Heure blanche, de Géraldine
Premier réveil sonne. Incroyable imbécilité de le faire sonner si tôt. Incroyable outrecuidance de penser que je vais me lever à cette heure indue et me mettre derechef à ma table de travail. Incroyable masochisme de faire cela, tout en sachant que je ne ferai pas ceci.
La lumière croissante tente de faire croire à mon cerveau qu’il est l’heure de se réveiller. Mon cerveau est dupe mais lutte contre cette vérité. Il travaille dur pour oublier les obligations de la vie travailleuse. Pour compenser par des rêveries les rêves dont il ne souvient plus, pour anticiper une journée idéale, pour agir sans faire bouger les membres engourdis et lourds.
C’est l’heure où rien n’est plus important que la blancheur des draps. C’est l’heure où les oiseaux chantent en prélude. C’est l’heure où la lumière est à la fois onirique et honnie.
Il faut préserver cette heure blanche.
Celle qui l’a mieux compris est une main ;
Elle ne cherche pourtant pas à rendre hommage aux oiseaux de mon jardin. Elle appartient à un homme qui ne fut pas convié en ma maison. La main protège l’heure blanche d’une chambre d’hôtel immaculée.
Cette main a vécu, connu, aimé les heures chaudes de la nuit. A guidé les gestes brusques qui dénudent et provoqué les cris qui libèrent. Elle peut les oublier. Elle peut ranger les souvenirs, les conserver pour plus tard.
Elle invente les caresses de l’heure blanche.
La main connaît le chemin des draps froissés vers la hanche. Elle concentre sa substance et son émotion dans la pulpe de ses doigts. Elle trace des lignes parallèles sur l’arrondi de mes formes et m’allonge indéfiniment la jambe.
La main enveloppe le pied et se dédouble enfin. La main s’élargit, étend sa paume sur ma cheville, presse légèrement et remonte le long des mollets. De part et d’autre du genoux. Spirales de douceur sur mes cuisses et mes fesses.

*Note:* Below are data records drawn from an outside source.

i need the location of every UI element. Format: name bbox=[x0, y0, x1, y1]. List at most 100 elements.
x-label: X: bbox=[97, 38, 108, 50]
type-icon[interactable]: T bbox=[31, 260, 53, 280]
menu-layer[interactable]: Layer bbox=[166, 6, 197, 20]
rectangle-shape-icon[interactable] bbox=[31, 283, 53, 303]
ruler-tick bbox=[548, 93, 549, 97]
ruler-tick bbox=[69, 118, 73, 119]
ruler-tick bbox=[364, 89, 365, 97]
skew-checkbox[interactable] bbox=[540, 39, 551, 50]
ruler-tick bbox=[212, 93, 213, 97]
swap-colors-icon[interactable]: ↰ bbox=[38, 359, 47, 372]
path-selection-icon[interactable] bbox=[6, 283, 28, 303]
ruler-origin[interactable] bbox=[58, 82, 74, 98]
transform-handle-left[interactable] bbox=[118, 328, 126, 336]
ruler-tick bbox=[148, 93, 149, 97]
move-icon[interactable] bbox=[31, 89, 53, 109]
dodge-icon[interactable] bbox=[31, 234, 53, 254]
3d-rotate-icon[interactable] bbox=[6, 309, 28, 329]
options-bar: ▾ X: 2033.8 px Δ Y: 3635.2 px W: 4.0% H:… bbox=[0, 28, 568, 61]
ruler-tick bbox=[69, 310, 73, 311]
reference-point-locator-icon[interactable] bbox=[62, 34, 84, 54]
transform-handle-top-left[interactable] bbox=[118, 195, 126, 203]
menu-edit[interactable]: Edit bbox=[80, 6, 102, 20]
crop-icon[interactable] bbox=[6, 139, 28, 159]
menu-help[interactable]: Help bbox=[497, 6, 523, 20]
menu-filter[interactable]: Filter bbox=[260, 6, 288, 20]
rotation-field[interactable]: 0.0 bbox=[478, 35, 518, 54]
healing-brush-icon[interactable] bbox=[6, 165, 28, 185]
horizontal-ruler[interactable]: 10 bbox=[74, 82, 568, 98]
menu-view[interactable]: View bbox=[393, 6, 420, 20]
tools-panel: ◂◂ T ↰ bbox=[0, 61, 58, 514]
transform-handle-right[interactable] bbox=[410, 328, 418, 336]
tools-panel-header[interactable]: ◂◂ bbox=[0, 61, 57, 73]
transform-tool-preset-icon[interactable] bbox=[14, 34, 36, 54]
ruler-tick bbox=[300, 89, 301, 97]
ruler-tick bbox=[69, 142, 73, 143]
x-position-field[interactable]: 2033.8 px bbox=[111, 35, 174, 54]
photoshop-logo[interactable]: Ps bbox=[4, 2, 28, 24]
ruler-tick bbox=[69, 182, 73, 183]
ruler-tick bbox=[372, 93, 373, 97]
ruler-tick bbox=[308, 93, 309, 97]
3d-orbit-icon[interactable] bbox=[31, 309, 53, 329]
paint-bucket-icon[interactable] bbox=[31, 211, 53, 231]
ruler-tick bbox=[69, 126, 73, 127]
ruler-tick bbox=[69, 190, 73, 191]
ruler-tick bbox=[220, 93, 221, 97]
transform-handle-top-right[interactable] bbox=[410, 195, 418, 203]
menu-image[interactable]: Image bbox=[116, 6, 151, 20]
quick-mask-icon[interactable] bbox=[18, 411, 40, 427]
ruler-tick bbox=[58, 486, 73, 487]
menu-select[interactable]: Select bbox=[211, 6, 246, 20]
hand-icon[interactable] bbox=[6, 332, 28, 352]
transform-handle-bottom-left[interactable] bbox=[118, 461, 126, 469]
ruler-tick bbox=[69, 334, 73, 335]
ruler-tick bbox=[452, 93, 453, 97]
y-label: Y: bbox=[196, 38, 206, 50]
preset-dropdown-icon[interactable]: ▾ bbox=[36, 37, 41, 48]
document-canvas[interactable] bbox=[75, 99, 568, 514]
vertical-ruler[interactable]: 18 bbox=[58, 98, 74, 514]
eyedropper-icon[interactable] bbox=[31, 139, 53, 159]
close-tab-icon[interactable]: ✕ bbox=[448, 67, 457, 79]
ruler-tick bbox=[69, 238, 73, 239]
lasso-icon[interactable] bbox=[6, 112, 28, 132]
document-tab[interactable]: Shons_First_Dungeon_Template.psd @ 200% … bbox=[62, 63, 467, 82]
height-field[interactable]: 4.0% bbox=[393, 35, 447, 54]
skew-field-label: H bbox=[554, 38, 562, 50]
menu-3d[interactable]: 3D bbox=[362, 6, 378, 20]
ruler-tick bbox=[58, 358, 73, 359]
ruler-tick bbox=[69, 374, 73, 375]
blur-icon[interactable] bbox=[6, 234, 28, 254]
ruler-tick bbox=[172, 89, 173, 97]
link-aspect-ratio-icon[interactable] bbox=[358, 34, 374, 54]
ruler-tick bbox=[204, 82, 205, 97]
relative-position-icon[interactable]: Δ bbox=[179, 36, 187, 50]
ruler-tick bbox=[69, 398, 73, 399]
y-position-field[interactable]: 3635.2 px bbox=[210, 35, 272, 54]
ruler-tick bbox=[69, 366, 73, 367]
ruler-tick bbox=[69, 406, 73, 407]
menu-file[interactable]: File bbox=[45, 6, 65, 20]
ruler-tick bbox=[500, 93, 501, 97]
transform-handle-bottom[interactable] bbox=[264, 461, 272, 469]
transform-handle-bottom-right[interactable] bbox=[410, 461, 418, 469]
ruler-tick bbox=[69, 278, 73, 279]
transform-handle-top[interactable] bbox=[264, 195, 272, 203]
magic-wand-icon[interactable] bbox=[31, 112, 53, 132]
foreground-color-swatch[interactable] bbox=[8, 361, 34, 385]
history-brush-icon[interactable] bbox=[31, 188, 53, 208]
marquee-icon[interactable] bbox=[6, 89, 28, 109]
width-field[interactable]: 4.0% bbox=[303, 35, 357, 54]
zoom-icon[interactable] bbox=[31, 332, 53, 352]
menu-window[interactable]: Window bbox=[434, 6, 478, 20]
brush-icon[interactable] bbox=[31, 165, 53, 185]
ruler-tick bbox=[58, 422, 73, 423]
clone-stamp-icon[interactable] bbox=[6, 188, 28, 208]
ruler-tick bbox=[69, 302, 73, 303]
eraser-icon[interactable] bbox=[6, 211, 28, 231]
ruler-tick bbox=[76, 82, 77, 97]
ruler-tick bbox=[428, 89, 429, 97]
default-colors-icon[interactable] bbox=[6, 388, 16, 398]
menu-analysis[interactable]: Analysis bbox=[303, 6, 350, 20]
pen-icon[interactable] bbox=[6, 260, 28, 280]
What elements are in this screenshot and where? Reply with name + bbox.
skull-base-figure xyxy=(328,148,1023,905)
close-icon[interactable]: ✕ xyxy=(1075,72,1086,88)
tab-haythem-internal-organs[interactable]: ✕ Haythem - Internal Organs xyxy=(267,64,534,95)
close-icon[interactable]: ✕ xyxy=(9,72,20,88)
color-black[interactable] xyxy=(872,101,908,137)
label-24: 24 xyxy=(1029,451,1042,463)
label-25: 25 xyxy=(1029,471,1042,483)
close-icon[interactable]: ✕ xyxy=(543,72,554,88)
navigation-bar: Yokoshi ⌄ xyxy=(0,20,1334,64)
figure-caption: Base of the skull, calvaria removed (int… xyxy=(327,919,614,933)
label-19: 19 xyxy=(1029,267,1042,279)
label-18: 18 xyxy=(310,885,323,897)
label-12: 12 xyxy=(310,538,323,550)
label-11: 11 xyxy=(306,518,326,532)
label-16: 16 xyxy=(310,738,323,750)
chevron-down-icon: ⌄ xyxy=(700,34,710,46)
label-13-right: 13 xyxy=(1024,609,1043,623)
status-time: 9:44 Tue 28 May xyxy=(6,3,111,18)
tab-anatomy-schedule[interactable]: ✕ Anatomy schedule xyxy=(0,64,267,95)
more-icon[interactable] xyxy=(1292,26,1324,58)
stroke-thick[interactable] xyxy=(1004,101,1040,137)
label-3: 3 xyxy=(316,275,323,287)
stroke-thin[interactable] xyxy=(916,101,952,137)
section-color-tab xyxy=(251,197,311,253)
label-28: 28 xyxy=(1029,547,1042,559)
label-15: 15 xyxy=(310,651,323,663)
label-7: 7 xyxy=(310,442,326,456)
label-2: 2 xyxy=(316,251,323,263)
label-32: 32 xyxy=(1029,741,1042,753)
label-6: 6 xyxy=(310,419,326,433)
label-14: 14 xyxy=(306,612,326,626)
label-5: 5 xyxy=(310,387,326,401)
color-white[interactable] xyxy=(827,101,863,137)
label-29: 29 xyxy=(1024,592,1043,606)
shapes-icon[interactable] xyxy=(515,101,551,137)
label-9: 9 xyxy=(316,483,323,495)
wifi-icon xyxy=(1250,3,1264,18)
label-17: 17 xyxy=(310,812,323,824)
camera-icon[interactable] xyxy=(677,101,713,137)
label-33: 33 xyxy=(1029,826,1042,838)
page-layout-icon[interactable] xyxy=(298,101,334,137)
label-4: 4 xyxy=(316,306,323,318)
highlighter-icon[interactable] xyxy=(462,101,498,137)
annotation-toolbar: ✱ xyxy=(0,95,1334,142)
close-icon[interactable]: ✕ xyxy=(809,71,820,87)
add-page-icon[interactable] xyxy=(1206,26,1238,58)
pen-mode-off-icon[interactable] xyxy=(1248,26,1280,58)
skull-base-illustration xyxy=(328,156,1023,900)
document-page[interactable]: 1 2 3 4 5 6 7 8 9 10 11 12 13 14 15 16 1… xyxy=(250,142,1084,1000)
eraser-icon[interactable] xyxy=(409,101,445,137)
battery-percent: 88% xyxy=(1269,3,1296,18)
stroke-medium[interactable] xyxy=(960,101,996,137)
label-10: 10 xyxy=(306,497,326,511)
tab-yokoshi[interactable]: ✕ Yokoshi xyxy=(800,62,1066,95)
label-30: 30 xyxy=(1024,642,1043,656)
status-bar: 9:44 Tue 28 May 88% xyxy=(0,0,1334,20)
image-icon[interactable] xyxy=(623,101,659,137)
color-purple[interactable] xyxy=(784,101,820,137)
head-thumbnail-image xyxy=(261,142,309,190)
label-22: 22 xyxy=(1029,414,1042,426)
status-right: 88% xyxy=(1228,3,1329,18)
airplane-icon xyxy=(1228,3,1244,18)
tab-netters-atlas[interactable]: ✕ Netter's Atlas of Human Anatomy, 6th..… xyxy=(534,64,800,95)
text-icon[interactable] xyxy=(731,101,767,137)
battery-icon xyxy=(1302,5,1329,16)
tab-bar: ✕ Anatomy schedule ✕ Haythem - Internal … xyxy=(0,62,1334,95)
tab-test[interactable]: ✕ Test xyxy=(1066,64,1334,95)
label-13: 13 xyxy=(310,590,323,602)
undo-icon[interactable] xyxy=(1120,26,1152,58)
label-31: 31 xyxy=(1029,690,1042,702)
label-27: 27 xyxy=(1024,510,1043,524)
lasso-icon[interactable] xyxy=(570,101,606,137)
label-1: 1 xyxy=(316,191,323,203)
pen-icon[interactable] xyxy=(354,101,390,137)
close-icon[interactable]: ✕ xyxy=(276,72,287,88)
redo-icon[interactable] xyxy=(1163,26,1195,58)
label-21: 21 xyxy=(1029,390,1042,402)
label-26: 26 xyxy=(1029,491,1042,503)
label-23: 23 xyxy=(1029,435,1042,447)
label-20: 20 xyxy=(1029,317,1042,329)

La main est câline. Qu’importent ses intentions : la main est chaude et bienveillante. La main apaise les perplexités, questions et doutes qu’elle n’a pas fait naître. La main est faite pour ma peau et ne va jamais s’en détacher. Me semble-t-il.
Mon corps s’alanguit. Sans effort, il s’interdit tout mouvement. Mon corps aime.
La main se love dans un creux ; c’est juste après les fesses, c’est juste avant les reins. La main se déleste de toute son énergie positive. La main donne : sa chaleur, son réconfort.
Le corps désire. Il craint que son silence ne soit mal compris. Il s’étire. Pour que la main poursuive son chemin. Qu’elle glisse sur les vertèbres, qu’elle les compte, qu’elle les cueille.
Les ongles de la main sont coupés court et net comme des machines à fabriquer des frissons.
La main doit s’attarder sur le dos. Quand la main prend possession du dos, c’est tout le corps qu’elle domine. Quand elle s’empare de la nuque, aucune volonté ne fait loi à la sienne.
La main sait qu’elle peut s’arrêter là. Mon corps doit alors être recouvert, réservé au chaud. Par un autre corps plus grand, plus enveloppant.
Des orteils sur la plante de mes pieds. Des genoux dans le creux de mes genoux. Un torse sur mon dos. Des avant-bras le long de mes avant-bras. Un souffle dans mon oreille.
Un sexe à l’entrée du mien.
Mes fesses se dressent pour permettre le mouvement. Juste une légère oscillation. De soyeuses sensations.
Comme la main a choyé l’étendue de ma peau, le sexe flatte ma profondeur.
La main amie rejoint la mienne, s’appuie sur elle, écarte mes doigts pour faire place aux siens. Seule et unique démonstration de force.
Serrements intenses quand les corps s’écrasent. Les mains se ferment l’une au creux de l’autre. Mes ongles pénètrent ma paume. Ses ongles marquent mes phalanges.
Une marque blanche.
Nos mains se relâchent sans se défaire, glissent sur les draps chiffonnés et se cachent (mais pourquoi ?) sous l’oreiller.
Les oiseaux ont terminé de chanter ; la journée peut commencer.